Ninguém precisa esfregar o chão para que ele fique limpo; uma maquininha simplória faz isso, livrando aos habitantes dos países mais ricos de tal fardo. O mesmo se aplica às funções gerenciais mais simples por aqui.

Um dos aspectos mais notáveis disso tudo é que a massificação das tecnologias tidas como disruptivas numa época é o que leva à percepção de que uma tarefa ou ocupação é inútil. Acendedores de lampiões em vias públicas só passaram a ser vistos como parte dessa equação quando a iluminação elétrica tomou conta das ruas das grandes cidades.

Agora, vamos imaginar como essa percepção se espalhou. Será que assim que surgiu a iluminação pública todo mundo imediatamente percebeu que ter uma pessoa cuidando dessa função era ilógico, ou será que tal entendimento foi ganhando forma ao longo do tempo?

Do mesmo modo, será que o surgimento dos elevadores automáticos eliminou os ascensoristas ou será que, por um bom tempo, vimos gente sentada em elevadores apertando botões, como ainda é o caso em prédios de nobreza e racionalidade singular? Você entendeu, eu sei.

A utilidade do fazer humano não é mera função das alternativas disponíveis, mas uma proxy para a capacidade de atualização das crenças sobre como as coisas devem funcionar.

O progresso tecnológico oferece-nos subsídios para perceber o caráter inessencial de uma tarefa, função ou trabalho, enquanto a dinâmica com que isso efetivamente ocorre é uma característica da sociedade, que se adapta de maneira idiossincrática às diferentes inovações.

Muitas vezes, tal componente idiossincrático sequer está perpassado pela problemática da eliminação de empregos e pelas tensões políticas classicamente associadas.

Tome, por exemplo, o uso de ferramentas de videoconferência, durante a pandemia. Este foi endossado de A a Z, o que acabou expondo o quanto boa parte das interações físicas são dispensáveis para que os circuitos produtivos estabelecidos sigam o seu fluxo.

Horas e mais horas de trânsito, relógios de ponto, almoço coletivo no refeitório da empresa, tudo isso foi suprimido por quase dois anos sem gerar quedas substanciais de produtividade.

No entanto, dado o sinal para a retomada, o que a gente vê é que muitas instituições não conseguiram reter uma gota de aprendizado, o que as colocou em posição de desvantagem frente àquelas que assimilaram a importância de dosar o presencial e o remoto, de maneira estratégica.

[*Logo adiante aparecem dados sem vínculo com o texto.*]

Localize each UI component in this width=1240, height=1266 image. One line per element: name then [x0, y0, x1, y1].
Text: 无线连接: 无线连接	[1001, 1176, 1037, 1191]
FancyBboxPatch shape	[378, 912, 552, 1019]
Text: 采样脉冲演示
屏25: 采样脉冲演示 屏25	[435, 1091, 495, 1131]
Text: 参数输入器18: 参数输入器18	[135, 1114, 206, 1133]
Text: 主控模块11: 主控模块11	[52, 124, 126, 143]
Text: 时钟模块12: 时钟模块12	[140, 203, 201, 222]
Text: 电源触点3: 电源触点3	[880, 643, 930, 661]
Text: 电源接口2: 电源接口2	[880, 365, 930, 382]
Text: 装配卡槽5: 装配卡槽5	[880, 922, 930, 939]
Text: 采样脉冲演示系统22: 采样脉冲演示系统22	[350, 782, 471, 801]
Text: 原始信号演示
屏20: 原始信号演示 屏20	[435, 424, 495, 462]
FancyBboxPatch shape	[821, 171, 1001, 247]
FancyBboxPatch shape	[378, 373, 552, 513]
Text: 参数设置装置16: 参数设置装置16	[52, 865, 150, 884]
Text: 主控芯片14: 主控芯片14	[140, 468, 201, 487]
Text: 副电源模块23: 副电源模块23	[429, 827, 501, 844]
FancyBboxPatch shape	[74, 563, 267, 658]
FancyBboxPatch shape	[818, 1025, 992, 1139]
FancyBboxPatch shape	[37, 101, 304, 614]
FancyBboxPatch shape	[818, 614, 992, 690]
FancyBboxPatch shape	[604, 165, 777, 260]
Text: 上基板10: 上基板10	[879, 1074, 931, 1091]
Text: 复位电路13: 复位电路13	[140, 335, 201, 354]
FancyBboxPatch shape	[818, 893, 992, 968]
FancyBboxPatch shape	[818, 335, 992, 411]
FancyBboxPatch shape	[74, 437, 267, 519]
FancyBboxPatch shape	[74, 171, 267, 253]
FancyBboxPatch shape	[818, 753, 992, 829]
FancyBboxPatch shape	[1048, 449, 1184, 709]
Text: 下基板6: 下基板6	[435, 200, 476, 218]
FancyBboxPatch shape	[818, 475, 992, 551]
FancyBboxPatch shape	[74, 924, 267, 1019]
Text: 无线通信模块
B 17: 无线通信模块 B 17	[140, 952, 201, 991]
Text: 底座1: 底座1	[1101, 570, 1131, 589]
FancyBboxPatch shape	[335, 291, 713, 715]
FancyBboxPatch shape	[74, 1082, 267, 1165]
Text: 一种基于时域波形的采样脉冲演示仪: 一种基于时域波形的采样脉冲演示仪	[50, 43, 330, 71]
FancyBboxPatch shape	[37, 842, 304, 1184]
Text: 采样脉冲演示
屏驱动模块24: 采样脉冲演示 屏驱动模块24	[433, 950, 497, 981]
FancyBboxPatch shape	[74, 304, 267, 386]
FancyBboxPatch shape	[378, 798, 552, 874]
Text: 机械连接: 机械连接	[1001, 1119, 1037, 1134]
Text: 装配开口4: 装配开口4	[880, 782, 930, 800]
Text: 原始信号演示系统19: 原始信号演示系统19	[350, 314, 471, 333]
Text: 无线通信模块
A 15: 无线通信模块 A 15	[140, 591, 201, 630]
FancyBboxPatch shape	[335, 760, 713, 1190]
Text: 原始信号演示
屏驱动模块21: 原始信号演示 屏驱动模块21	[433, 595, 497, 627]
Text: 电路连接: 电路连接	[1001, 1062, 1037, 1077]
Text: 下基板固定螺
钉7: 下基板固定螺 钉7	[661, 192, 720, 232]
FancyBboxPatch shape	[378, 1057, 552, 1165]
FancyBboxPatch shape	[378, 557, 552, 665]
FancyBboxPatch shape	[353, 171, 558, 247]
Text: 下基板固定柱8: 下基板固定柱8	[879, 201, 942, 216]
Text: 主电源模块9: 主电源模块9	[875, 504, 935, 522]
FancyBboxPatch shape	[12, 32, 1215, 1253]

O mesmo pode ser dito sobre países: enquanto alguns parecem ter absorvido este princípio de maneira mais profunda, outros passaram em grande medida incólumes pela virtualização forçada, tal como um paciente demenciado, com sua incapacidade típica de aprender.

Tomando o progresso tecnológico por um ponto de vista internacional, é fácil se colocar de vítima, dizendo que a tecnologia gera desigualdade entre os países na medida em que separa os que produzem dos que consomem.

Mais preciso seria considerar que a desigualdade se dá em parte por isso e em parte pela capacidade de reagir às inovações que chegam de fora, incorporando o quanto certa maneira de fazer as coisas pode ser substituída por outra melhor.

Apesar de estar às vésperas de se tornar a maior economia do mundo, a China passa longe de ser o maior celeiro de inovações disruptivas do planeta. Pelo contrário, a marca do país é a velocidade de adaptação, incorporação e pivoteamento de tecnologias originadas em outros países.

É isso o que nos falta. Mais até do que capacidade para liderar a nova fase da inteligência artificial ou do metaverso.